Promouvoir l’appartenance – L’action communautaire

Alors que nous poursuivons notre exploration Signes vitaux sur notre sentiment d’appartenance et nos liens avec la collectivité, nous vous racontons comment des fondations communautaires canadiennes s’emploient activement à renforcer l’appartenance à la collectivité. Consultez le deuxième d’une série de trois rapports intitulés Appartenance : nos liens, nos collectivités, paru le 2 octobre 2016, qui explique comment l’appartenance est liée à la participation sociale.

En septembre 2014, le maire de Montréal, M. Denis Coderre, a annoncé le recensement de la population itinérante. Il voulait savoir exactement combien il y avait de sans-abri dans la ville, et ce qu’il pouvait faire pour les aider.

Le maire Coderre a obtenu l’information l’été suivant : il y avait 3016 personnes sans abri permanent à Montréal, dont 1066 dormaient dans des refuges, 1041 demeuraient dans des logements de transition, 429 dormaient dans la rue et 404 étaient dans des institutions (hôpitaux, centres de détention, et divers établissements pour soigner la santé mentale et la toxicomanie). On a recueilli des renseignements sur chaque personne, et des visages ont donné vie aux chiffres.
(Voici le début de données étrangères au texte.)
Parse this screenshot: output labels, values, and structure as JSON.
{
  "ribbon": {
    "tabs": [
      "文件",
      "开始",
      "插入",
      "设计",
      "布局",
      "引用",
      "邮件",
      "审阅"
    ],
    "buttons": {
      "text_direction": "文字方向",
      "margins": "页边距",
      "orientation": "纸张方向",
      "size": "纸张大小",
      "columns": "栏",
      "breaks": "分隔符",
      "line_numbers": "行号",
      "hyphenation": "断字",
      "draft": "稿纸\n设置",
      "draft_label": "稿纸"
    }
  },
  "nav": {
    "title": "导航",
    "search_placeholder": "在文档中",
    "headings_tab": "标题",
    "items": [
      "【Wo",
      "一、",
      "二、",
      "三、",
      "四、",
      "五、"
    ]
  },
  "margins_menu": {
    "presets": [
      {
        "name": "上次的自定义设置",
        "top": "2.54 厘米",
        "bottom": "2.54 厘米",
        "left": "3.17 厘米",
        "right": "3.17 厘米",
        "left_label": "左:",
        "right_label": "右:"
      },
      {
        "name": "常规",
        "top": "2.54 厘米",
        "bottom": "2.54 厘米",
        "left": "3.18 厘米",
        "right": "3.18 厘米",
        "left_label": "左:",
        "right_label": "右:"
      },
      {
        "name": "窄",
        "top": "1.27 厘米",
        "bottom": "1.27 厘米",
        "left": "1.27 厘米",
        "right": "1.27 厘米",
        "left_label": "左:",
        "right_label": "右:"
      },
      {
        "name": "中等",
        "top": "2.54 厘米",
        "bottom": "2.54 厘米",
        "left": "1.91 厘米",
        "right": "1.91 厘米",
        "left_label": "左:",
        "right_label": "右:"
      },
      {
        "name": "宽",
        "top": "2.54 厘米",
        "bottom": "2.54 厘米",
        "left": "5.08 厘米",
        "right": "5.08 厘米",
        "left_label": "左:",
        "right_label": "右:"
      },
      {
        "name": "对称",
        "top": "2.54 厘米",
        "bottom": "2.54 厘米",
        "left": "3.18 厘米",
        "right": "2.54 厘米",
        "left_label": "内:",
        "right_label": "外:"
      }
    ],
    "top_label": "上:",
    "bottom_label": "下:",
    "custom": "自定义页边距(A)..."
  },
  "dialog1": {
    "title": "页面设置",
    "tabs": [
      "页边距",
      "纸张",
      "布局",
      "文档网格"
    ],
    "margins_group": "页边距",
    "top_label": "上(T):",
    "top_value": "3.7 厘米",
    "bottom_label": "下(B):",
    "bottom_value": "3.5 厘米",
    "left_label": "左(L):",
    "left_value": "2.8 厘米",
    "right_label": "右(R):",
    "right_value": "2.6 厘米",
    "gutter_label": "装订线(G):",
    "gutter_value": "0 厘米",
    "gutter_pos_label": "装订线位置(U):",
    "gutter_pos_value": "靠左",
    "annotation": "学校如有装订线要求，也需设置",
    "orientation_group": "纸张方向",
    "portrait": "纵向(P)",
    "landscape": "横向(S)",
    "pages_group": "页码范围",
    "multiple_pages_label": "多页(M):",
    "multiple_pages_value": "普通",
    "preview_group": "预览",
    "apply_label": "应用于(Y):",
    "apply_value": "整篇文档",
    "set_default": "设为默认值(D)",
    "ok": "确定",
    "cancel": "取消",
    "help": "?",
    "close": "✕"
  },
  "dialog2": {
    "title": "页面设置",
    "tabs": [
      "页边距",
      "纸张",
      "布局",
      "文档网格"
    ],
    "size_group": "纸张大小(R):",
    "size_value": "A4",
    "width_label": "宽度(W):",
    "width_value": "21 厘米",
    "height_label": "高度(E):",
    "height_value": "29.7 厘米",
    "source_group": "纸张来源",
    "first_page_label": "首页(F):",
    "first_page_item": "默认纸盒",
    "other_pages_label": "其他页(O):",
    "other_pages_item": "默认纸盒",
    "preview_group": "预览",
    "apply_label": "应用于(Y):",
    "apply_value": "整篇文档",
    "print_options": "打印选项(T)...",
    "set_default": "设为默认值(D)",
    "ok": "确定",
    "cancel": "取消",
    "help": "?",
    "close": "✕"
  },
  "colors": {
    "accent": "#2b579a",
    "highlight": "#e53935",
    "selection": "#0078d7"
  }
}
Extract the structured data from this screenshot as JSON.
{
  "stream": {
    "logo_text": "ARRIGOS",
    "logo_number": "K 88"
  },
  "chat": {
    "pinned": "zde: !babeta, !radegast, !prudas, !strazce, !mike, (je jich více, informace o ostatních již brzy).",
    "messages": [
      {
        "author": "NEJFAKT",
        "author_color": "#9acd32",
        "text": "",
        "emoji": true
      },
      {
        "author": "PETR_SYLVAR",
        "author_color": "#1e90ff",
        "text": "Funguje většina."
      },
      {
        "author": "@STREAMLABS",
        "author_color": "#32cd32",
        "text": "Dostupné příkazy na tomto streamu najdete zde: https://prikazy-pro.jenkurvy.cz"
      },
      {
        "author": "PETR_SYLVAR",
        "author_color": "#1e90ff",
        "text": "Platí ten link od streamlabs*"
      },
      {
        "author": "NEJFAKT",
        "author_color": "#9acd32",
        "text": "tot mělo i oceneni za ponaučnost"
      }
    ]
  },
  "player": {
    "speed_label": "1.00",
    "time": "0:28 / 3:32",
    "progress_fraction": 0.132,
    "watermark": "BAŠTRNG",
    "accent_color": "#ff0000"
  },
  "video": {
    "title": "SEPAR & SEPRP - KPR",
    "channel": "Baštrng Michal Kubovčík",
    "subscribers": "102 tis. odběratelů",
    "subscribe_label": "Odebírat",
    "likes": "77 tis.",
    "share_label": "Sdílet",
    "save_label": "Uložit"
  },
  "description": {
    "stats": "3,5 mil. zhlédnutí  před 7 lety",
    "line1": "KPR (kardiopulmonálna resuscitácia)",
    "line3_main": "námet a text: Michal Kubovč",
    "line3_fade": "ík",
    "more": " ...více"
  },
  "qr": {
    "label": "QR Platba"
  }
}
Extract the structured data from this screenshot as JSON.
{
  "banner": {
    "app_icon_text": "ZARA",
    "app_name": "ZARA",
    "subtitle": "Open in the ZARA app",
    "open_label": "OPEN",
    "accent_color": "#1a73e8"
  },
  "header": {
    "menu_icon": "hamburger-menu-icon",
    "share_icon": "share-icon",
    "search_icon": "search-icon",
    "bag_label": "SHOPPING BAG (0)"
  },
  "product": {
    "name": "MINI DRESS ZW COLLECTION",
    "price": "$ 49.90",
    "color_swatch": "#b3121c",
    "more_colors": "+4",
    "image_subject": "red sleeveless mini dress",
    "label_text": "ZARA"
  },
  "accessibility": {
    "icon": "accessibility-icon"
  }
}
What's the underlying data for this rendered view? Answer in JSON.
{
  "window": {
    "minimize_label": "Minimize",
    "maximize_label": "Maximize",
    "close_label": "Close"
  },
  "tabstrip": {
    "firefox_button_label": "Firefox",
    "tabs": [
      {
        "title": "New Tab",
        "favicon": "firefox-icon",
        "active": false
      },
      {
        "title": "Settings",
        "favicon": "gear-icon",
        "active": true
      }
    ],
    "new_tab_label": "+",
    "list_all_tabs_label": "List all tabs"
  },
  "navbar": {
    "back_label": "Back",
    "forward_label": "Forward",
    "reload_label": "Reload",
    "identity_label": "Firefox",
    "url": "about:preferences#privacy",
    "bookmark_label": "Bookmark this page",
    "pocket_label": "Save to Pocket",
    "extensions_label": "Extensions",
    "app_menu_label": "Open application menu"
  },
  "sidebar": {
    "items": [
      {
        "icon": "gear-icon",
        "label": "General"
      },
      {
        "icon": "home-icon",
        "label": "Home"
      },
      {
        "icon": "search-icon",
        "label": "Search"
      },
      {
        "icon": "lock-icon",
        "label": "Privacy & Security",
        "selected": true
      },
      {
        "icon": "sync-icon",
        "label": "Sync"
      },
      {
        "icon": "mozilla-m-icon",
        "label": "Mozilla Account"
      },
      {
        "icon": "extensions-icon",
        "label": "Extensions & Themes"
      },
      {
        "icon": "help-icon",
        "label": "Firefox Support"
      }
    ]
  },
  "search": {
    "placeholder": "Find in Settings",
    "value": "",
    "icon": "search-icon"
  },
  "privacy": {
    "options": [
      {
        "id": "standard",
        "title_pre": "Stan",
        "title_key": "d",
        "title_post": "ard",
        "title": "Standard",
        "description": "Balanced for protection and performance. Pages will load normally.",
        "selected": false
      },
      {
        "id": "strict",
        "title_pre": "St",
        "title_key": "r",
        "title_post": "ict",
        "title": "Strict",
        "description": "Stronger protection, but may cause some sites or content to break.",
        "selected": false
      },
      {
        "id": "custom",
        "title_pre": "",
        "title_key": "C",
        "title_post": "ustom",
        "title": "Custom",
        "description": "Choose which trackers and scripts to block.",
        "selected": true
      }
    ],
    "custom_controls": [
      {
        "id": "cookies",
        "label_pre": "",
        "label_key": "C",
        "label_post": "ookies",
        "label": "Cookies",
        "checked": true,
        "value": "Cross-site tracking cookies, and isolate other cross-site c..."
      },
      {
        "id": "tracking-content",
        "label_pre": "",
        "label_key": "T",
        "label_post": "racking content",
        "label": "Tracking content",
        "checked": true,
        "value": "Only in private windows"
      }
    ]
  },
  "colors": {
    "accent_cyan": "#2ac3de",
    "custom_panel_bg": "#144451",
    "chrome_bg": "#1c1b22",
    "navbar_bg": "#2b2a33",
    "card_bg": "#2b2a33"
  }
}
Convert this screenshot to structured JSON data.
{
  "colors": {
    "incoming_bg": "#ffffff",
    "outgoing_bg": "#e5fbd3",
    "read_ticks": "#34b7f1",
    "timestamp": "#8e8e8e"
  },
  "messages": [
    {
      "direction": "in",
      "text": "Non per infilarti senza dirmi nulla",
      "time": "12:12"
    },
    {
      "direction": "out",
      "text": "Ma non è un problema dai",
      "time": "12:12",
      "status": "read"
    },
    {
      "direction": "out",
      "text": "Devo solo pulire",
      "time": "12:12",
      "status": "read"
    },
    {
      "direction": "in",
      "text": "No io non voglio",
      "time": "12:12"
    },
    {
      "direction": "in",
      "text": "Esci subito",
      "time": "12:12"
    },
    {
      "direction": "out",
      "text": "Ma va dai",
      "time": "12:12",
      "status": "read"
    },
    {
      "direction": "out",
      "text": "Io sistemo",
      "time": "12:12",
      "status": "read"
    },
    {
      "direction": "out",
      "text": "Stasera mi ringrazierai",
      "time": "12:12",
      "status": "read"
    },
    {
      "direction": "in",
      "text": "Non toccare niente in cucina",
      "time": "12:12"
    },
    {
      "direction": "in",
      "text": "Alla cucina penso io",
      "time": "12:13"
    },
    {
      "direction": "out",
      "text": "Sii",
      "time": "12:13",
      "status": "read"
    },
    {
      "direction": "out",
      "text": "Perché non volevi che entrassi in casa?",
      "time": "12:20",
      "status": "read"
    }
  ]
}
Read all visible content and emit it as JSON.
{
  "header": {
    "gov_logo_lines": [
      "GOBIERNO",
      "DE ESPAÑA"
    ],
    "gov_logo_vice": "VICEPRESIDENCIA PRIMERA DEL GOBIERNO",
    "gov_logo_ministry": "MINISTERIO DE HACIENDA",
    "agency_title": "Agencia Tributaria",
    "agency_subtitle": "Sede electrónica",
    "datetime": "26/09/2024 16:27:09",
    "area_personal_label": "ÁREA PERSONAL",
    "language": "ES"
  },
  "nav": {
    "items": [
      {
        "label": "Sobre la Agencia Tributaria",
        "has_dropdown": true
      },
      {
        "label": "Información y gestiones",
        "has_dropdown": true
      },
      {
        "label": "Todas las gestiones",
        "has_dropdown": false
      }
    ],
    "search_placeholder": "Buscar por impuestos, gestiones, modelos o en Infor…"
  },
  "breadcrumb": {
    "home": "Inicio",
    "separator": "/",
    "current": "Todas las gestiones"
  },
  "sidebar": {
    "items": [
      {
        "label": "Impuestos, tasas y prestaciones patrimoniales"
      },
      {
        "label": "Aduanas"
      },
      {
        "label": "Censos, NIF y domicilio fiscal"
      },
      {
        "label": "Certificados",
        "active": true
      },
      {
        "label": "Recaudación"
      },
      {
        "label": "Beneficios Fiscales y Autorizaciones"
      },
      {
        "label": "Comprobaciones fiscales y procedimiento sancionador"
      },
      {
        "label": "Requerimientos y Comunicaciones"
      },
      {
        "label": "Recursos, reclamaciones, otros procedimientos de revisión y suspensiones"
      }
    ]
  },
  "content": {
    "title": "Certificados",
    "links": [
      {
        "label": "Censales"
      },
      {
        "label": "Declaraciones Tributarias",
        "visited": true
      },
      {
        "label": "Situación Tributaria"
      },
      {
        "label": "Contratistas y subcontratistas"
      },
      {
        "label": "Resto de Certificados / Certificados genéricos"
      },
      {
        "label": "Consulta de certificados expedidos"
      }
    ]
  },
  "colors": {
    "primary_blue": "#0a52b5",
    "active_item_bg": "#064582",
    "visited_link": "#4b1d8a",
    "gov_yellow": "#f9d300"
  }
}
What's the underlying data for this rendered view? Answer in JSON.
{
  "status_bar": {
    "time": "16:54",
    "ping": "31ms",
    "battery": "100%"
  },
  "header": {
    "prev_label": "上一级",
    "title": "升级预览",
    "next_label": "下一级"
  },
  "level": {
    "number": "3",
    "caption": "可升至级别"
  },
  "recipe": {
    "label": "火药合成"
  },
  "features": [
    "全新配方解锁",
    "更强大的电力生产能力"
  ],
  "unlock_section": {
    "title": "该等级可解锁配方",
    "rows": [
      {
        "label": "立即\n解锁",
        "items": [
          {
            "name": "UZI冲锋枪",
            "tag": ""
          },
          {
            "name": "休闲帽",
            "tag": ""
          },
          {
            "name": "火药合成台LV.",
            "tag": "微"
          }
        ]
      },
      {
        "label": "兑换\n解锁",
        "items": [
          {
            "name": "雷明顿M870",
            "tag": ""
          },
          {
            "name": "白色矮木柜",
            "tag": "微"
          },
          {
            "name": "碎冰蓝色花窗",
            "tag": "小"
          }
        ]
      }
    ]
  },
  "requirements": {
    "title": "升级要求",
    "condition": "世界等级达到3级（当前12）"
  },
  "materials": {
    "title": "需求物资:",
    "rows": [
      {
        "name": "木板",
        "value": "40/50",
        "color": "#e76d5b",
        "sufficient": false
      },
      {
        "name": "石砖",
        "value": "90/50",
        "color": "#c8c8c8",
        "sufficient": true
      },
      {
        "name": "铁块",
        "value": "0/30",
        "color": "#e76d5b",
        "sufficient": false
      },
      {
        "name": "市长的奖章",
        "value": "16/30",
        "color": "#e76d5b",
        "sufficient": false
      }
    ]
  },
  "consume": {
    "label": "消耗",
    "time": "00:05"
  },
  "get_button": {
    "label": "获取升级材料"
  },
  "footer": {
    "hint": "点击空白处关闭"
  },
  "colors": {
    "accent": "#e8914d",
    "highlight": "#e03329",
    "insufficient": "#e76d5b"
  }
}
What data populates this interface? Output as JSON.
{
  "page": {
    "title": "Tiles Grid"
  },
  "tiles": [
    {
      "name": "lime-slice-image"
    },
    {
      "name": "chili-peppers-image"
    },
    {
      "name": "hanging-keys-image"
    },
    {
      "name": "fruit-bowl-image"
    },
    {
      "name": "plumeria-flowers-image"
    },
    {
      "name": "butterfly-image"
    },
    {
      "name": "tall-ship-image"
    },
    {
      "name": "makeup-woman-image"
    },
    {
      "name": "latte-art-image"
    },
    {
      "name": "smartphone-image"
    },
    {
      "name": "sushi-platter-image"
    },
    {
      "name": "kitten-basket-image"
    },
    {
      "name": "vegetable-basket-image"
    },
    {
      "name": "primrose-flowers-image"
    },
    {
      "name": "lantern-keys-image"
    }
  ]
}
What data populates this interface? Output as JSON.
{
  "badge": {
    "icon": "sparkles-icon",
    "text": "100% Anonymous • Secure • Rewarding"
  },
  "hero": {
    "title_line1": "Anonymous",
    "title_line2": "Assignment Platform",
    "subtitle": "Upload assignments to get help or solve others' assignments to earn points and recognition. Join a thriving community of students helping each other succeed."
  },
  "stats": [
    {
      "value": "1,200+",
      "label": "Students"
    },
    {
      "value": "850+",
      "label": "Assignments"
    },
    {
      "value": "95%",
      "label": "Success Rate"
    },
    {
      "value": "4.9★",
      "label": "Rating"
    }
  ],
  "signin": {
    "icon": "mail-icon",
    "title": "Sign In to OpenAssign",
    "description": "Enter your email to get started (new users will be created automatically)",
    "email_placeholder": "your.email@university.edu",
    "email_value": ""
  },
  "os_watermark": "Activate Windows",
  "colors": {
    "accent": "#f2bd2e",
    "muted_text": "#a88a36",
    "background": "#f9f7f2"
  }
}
Pour essayer de résoudre le problème de l’itinérance, la Ville faisait face notamment à ce problème important : il y avait trop de personnes qui essayaient d’aider par des moyens trop différents. La communication entre les divers organismes n’était tout simplement pas suffisante. Dans un court laps de temps, une personne demeurant dans un refuge pouvait avoir affaire tour à tour à la police et à un travailleur social et se retrouver à l’hôpital ou dans un centre de désintoxication, et pourtant ne jamais recevoir toute l’aide dont elle avait besoin.

Le 6 octobre 2015, la Fondation du Grand Montréal (FGM) a publié son rapport Signes vitaux, et le même jour, a formé un panel. Il était temps de faire en sorte que tous les gens qui travaillaient auprès des sans-abri à Montréal se parlent, en utilisant l’information et les données du rapport Signes vitaux comme tremplin pour alimenter la discussion.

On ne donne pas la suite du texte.